About a year ago, Patrick Phillips, who holds two associate degrees and a bachelor’s from the College, and who works as an adjunct in Polk State’s Radiography program in addition to his full-time work as a radiographer at Winter Haven Hospital, learned about the use of X-rays to study mummified remains as old as 4,000 years in Peru.
The mission immediately appealed to the well-traveled Phillips, as well as his then-girlfriend Megan Dennis. Dennis earned her associate degree from Polk State in 2010, and is now studying for her bachelor’s at the College. She works as a radiographer at Winter Haven Hospital and Bond Clinic.
In late May, they traveled to Ilo, Peru, accompanying a team of researchers led by Sonia Guillen, a Lima, Peru-based bioarchaeologist.
For 12 days, Phillips and Dennis X-rayed nearly 250 specimens, all perfectly preserved by the region’s arid conditions, with hair and connective tissues still intact.
In particular, Phillips and Dennis were looking for signs of trauma to the remains — broken bones, stab wounds, anything that might speak to whether the deceased lived peaceably or were prone to violence.
Each scan proved fascinating, Phillips explained.
“We didn’t find a lot of trauma. These were peaceful people — almost like hippies,” he said.
Many of the fractures the pair did find were from falls — which is determined by the location of the injury and other details — further lending to the idea that the people got along with one another.
“When we did find fractures, many times they had healed. If you break your leg today, in 2012, it’s a big deal and a lot of things can go wrong. The fact that the bones had healed tells us that thousands of years ago, these people had ways for dealing with those kinds of injuries,” Phillips said.

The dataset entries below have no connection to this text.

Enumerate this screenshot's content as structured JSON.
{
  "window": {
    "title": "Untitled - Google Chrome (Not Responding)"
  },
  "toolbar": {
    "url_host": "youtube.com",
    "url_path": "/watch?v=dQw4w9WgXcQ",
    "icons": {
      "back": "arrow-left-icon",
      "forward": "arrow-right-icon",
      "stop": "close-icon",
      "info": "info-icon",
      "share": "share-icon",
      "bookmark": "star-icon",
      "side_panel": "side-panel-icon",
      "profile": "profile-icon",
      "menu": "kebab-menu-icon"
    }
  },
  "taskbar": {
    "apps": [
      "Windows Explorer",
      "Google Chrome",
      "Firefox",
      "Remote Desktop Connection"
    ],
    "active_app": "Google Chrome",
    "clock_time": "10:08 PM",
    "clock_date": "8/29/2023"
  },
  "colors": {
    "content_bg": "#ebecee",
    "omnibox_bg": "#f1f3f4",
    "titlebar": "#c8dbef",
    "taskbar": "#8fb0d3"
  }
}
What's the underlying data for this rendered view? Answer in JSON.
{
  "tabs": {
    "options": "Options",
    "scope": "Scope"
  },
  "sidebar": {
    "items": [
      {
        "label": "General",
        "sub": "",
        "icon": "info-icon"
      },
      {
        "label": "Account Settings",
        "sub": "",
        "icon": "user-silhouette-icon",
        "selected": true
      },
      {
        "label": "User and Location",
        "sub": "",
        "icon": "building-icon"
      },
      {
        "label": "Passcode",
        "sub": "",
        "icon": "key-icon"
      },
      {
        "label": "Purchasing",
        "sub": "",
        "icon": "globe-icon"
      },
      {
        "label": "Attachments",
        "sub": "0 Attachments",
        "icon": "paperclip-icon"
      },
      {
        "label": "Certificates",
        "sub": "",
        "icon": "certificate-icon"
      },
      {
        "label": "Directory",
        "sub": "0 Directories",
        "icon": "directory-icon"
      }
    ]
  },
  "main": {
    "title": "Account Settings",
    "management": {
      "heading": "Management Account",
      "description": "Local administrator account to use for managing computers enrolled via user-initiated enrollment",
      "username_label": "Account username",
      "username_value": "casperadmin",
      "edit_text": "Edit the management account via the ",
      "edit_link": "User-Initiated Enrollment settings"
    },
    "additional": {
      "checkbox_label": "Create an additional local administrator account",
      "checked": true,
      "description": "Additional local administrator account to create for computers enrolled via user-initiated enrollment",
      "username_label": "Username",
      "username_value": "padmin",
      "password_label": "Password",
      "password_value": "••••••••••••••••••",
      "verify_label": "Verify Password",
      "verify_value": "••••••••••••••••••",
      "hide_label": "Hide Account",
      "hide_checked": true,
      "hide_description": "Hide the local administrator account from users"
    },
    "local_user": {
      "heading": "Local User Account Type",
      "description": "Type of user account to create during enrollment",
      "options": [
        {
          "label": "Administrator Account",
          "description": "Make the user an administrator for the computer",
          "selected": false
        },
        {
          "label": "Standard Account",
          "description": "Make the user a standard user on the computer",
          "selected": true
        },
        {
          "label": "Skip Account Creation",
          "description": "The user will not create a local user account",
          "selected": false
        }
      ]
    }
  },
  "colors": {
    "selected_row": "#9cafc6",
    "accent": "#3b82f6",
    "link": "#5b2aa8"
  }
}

The most incredible discovery, however, involved that huge museum mummy. Its sheer mass had led to years of speculation, with some researchers contending it must belong to a single, larger person, while others were sure that at least two bodies were under all the layers of fabric and llama fur.
Phillips, Dennis, and their research partners carefully collected a series of X-ray images that when pieced together revealed something unexpected: The mummy contains the body of a child, probably no more than 10 years old.
“Everybody was shocked to see what was in there, we weren’t expecting it at all,” said Dennis.
The discovery, while significant, spurs numerous other questions.
“It raises all kinds of avenues and possibilities about what these people believed about the afterlife,” Phillips said.
Phillips theorizes that those who prepared the child’s body were distraught by their untimely loss, and therefore wanted to send the child into the afterlife in the form he or she should have achieved on earth — big and strong.
“That was a moment where I realized that the work we were doing had a global impact,” he said. “We were answering questions that will benefit the world — about these people and how they lived.”
Though momentous on a global, historical level, the trip was also intently personal — with Phillips getting an answer to a burning question of his own.
Phillips proposed to Dennis during an excursion to Machu Picchu, an ancient Incan site on the eastern slope of the Andes Mountains.
“Words can’t describe that experience. It’s such a beautiful view. It doesn’t seem like it was real,” Dennis said.
Still reveling in his incredible journey, Phillips said none of it would have been possible without Polk State — and he was glad to share his Eagle pride during his time deep in the southern hemisphere.
Radiography, and the related medical-imaging programs of Cardiovascular Technology and Diagnostic Medical Sonography, all fall under Polk State’s Health Sciences umbrella. Other Health Sciences programs at the College include Emergency Medical Services, Nursing, Occupational Therapy Assistant, Physical Therapist Assistant and Respiratory Care. These programs attract students from throughout Central Florida, and Polk State Health Sciences students regularly outperform their peers in the state and nation on required licensing exams.